The company is finishing installation of a new double-belt laminator/press from Sandvik TPS Composite Solutions division of Sandvik AB (Sandviken, Sweden) at its production facilities. The new equipment will begin commercial production in mid-August and will enable Carver to supply preconsolidated continuous roll goods and precut sheets to the half of its customer base using infrared (IR) heaters prior to molding non-wovens with thermoplastic matrices into three-dimensional (3D) shapes.
Double-belt laminators are widely used to produce prepregs and unidirectional tapes with fiberglass or carbon fiber reinforcement. Such equipment also is used to consolidate glass fiber and carbon fiber mats, webs, or cross-ply reinforcements (including fabrics and non-wovens using commingled polymer-based fibers) with thermoplastic or thermoset matrices.
When older IR ovens are used with traditional non-wovens, fibers are exposed to heat throughout the thickness of the web (not just on top and bottom surfaces) and for a longer duration than typically is seen with contact heating, the preferred method. This can prove problematic for unconsolidated non-wovens – especially thermally sensitive formulations containing natural fibers (which can burn/carbonize) or thermoplastic fibers like polypropylene (which can shrink, sag, or even melt) during the preheating cycle. In cases where molders cannot justify the capital expense of installing contact heating systems, changing to pre-impregnated and preconsolidated non-wovens provides several benefits. First, thermoplastic fibers experience less shrinkage, so molders need not buy as wide a roll or sheet of product, thereby saving money. Second, the preconsolidated products heat faster, which reduces both time and energy requirements during preheating and molding while reducing risk of damage to the materials.
As supplied, conventional non-wovens feature fiber layers that are needle punched to mechanically intertwine and interlock fibers, resulting in a fluffy, air-filled mat that is hard to heat efficiently. Carver’s twin-belt lamination line will initially start with the ability to combine up to six layers of different fibers into a single resin-impregnated, preconsolidated sheet where all layers are thermally and chemically interlocked and ready to be molded (the preferred method for interior trim panels, headliners, and underbody shields in the automotive market) or cut and used as is (the preferred method for sidewalls, flooring, and roofing systems in the recreational vehicle (RV) market). In fact, Carver expects to focus a significant amount of production of these new materials on the RV market, where GMT-type composites are an excellent alternative to wood-fiber products since they are much lighter and more damage tolerant, and will not absorb moisture or rot.

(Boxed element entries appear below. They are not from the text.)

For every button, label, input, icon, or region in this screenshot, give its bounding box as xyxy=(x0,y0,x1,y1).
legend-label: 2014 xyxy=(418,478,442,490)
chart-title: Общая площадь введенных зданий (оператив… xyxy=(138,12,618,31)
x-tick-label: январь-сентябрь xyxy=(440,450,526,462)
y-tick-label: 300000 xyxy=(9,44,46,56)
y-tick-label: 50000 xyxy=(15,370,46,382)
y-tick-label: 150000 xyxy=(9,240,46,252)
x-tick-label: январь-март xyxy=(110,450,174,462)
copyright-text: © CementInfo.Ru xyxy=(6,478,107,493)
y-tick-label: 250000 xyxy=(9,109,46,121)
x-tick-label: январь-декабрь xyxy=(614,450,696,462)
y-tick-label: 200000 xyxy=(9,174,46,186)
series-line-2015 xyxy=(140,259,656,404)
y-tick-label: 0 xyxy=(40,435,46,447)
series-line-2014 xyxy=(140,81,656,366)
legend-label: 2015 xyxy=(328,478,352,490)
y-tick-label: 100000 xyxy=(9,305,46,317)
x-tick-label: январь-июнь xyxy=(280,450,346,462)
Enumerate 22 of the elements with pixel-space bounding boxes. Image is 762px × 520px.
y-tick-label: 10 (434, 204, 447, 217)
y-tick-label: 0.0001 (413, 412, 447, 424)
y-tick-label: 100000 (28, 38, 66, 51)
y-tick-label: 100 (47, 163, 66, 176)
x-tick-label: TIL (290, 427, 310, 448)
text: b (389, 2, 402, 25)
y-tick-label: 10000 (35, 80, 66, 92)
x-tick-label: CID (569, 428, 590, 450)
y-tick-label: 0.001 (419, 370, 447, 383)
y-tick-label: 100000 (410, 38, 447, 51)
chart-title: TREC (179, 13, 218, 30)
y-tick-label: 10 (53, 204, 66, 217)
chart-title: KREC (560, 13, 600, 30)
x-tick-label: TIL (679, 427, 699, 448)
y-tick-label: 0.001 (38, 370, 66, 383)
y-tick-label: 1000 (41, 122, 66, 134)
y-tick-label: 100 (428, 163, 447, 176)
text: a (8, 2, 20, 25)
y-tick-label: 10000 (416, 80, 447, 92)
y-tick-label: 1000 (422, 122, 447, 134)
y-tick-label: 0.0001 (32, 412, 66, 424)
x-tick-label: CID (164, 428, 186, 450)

Furthermore, unlike wood-fiber products, Carver’s preconsolidated composites are low in volatile organic compounds (VOCs) and free of formaldehyde, and unlike sheet-molding compound (SMC) composites, they contain no styrene.
“Our decision to start offering preconsolidated non-wovens means that molders can use our high-quality Carver products without having to make the capital investment to add contact heaters,” explains Mark Glidden, president, R3 Composites and Carver Non-Woven. “By broadening our offering, no matter which heating mechanism a molder is using, we now have a product that should work in that facility. The new system we’re installing will give us high throughput while also providing very accurate control of temperature and pressure. That way, there aren’t a lot of residual mechanical or thermal stresses on the material, so we maintain excellent product quality and consistency.”
Sandvik’s high-capacity and highly automated TPS double-belt laminator/press systems are designed to enable all stages of non-wovens production to be carried out continuously in a single short cycle, including heating, reaction, pressing, and cooling. This has obvious benefits in terms of productivity as well as in accurate control and adjustment of process parameters to provide a high-quality, consistent end-product. Additionally, the high quality and precision control of the Sandvik laminator will allow Carver to take shrinkage (residual stresses) out of the web as it is being produced.
“Shrinkage of non-wovens made on low-cost laminators can be so high that customers end up having to purchase rolls that are 6-8 inches [15-20 centimeters] wider than they need just to compensate for the dimensional changes,” adds Glidden. “With the type of laminator we purchased, customers have reported seeing a 50-60% decrease in product shrinkage, which can really make a difference in a molder’s productivity.”
The Sandvik system Carver has installed will allow the company to produce roll goods or flat sheet products as thin as 0.6mm (0.02 inches) and in five blank widths as wide as 3.2 meters (10.5 feet) with a 2.92-meter (9.58-foot) post-trim finish. Sheet stock can be supplied in custom lengths to 17 meters (55 feet); for product that is flexible enough to roll, cut lengths can extend to 183 meters (600 feet).
To prepare for the installation, Carver converted the entire facility’s electrical system to be compliant with IP65 Ingress Protection/International Protection ratings. This means that electrical equipment is protected from dust (especially electrically conductive dust that is produced when running carbon fiber), allowing carbon fiber-based products to be run through the new laminator.